Watch: 3D printing shores up coral reefsS. Himmelstein | October 23, 2019
Coral reef ecosystems are under siege from the impacts of pollution, warming temperatures and natural disasters. The potential contributions of 3D printing technology to the conservation of fragile reef structures and the biota dependent on them were explored by University of Delaware researchers.
Coral models were 3D printed based on 50 iPhone images taken from all angles. Four different artificial coral models were fabricated from low-cost filaments, including polyester and biodegradable materials made from cornstarch, or cornstarch combined with stainless steel powder. The artificial coral structures and real coral were placed in an aquarium to study the behavioral responses of blue-green damselfish, a common coral-dweller found in the Indian and Pacific Oceans, and mustard hill coral larvae.

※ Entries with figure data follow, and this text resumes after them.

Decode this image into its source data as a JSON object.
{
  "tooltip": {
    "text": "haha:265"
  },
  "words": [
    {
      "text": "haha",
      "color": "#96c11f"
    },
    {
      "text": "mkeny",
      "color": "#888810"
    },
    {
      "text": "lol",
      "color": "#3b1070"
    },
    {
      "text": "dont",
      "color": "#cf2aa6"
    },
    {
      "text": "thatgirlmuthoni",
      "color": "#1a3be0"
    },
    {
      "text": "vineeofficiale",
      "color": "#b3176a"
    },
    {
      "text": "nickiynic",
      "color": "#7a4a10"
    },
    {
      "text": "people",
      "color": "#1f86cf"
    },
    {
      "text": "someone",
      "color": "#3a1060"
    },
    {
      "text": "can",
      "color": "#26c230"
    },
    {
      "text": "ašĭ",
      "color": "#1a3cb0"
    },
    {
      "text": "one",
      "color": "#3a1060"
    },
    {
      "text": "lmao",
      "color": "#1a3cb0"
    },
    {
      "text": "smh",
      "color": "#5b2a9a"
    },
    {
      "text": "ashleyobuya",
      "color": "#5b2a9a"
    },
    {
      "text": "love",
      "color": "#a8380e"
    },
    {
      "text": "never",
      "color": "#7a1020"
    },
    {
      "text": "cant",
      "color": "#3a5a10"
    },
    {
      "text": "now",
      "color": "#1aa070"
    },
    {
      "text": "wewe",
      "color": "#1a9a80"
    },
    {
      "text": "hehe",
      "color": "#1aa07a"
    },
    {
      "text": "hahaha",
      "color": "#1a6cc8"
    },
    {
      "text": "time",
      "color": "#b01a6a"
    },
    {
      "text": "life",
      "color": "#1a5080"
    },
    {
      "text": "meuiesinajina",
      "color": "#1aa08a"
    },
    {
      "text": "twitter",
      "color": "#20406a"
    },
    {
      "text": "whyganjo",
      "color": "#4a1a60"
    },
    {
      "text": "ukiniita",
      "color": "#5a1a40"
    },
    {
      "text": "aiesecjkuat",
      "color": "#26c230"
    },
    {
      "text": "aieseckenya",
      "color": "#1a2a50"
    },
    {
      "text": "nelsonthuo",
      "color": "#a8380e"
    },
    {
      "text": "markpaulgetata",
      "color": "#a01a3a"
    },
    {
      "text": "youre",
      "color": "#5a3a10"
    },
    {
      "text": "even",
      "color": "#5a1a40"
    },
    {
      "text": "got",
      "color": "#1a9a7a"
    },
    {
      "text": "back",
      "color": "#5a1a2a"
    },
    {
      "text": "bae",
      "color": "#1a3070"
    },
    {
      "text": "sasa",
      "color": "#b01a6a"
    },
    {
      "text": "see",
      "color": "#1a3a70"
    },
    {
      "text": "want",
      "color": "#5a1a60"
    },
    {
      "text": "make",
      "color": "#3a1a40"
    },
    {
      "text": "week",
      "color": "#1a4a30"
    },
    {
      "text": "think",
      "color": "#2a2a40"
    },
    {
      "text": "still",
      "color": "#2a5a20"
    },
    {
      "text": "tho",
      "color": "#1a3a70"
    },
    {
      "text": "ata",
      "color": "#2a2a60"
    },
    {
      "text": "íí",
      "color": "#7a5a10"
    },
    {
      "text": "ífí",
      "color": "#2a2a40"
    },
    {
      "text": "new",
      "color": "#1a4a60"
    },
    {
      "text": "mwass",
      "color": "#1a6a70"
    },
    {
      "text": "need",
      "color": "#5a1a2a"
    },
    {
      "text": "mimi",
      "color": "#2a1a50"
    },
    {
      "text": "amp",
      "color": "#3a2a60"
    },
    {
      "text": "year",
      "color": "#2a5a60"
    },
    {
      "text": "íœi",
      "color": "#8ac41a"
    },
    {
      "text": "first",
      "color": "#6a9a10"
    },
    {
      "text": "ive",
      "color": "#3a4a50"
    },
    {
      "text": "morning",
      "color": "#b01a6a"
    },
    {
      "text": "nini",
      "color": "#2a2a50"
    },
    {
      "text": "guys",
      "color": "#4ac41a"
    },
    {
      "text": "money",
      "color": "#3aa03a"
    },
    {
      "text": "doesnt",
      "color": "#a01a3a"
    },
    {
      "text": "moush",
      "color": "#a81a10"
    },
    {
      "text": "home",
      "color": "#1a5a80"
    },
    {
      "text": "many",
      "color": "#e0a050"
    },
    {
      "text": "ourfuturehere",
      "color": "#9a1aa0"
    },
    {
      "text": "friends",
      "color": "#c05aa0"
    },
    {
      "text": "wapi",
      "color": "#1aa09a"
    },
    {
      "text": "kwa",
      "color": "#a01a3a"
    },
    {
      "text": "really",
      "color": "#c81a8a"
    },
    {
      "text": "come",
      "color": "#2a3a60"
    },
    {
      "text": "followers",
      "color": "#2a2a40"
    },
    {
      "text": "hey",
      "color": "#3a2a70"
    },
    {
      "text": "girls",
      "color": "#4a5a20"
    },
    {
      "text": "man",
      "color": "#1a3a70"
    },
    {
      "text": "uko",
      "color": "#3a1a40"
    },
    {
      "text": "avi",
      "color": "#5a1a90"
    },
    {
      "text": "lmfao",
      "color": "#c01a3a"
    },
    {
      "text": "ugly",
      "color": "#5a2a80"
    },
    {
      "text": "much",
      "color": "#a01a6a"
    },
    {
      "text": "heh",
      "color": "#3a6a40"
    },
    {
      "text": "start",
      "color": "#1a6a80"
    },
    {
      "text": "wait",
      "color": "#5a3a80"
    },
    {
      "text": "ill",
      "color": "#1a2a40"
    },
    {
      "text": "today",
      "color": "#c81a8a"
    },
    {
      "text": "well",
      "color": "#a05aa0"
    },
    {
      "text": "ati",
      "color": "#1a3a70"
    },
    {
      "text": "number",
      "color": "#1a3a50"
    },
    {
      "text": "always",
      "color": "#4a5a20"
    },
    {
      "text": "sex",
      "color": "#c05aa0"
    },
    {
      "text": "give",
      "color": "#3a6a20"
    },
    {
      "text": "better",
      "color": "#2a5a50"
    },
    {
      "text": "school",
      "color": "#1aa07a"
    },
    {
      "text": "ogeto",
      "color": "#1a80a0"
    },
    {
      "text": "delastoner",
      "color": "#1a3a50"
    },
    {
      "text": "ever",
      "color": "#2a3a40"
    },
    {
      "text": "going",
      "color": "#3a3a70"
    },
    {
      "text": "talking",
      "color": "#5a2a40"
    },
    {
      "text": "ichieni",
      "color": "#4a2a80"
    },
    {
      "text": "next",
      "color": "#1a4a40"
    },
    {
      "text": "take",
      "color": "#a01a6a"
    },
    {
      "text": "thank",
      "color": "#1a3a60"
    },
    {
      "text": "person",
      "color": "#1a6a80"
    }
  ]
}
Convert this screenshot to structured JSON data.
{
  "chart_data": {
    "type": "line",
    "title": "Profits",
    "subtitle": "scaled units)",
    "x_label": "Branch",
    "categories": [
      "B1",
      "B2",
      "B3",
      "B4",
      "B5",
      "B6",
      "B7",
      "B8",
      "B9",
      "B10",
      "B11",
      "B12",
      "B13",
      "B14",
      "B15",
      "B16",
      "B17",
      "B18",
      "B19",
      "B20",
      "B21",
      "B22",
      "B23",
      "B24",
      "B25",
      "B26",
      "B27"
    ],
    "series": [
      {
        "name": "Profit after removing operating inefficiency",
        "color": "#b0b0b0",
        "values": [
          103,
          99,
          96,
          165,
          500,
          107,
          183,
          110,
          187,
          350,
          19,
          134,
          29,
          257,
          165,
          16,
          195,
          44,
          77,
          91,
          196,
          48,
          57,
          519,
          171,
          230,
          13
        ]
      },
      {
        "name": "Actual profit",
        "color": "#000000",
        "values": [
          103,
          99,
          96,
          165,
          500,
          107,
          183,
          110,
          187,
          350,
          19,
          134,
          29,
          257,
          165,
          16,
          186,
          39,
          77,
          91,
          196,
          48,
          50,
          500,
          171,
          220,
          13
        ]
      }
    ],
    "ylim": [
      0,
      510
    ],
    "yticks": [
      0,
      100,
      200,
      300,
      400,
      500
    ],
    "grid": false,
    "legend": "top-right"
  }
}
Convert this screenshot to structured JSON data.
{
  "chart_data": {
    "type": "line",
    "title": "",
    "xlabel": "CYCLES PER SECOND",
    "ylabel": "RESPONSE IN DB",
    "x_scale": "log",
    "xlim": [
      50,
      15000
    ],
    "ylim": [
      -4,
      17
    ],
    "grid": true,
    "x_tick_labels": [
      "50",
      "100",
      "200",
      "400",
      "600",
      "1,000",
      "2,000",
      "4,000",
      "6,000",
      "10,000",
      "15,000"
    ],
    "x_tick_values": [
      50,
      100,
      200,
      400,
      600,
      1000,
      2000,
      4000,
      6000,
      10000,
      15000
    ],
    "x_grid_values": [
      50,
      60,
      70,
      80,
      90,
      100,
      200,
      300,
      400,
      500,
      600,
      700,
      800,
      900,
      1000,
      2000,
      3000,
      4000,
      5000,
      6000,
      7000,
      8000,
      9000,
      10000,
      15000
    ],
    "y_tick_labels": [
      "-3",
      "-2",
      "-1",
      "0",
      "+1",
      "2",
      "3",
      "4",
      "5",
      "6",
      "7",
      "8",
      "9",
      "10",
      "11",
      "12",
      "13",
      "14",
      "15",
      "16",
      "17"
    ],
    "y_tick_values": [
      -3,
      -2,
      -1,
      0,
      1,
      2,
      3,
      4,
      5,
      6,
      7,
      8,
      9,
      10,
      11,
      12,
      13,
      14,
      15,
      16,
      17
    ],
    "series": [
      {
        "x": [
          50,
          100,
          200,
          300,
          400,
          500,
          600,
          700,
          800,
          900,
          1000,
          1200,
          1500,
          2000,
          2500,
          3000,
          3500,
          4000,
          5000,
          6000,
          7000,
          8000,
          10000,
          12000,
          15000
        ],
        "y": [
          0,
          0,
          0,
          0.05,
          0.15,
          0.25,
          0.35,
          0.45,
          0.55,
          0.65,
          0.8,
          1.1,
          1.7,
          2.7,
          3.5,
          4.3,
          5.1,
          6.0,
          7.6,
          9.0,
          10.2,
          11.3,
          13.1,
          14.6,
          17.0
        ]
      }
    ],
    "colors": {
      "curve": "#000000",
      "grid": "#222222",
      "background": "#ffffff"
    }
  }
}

The fish showed no preference between native and 3D-printed coral materials and activity levels remained unchanged in either coral habitat. The mustard hill coral larvae were observed to settle at higher rates on 3D-printed surfaces compared to having no settlement surface at all, such as when a reef is flattened in a storm.
The reef-building materials tested did not adversely impact feeding or defensive behaviors of the fish, and were demonstrated to afford appropriate shelter habitat. Field data from Fiji, where 3D-printed coral and tiles made from biodegradable cornstarch filaments were installed, are now being analyzed.
A research paper has been published in PLOS One.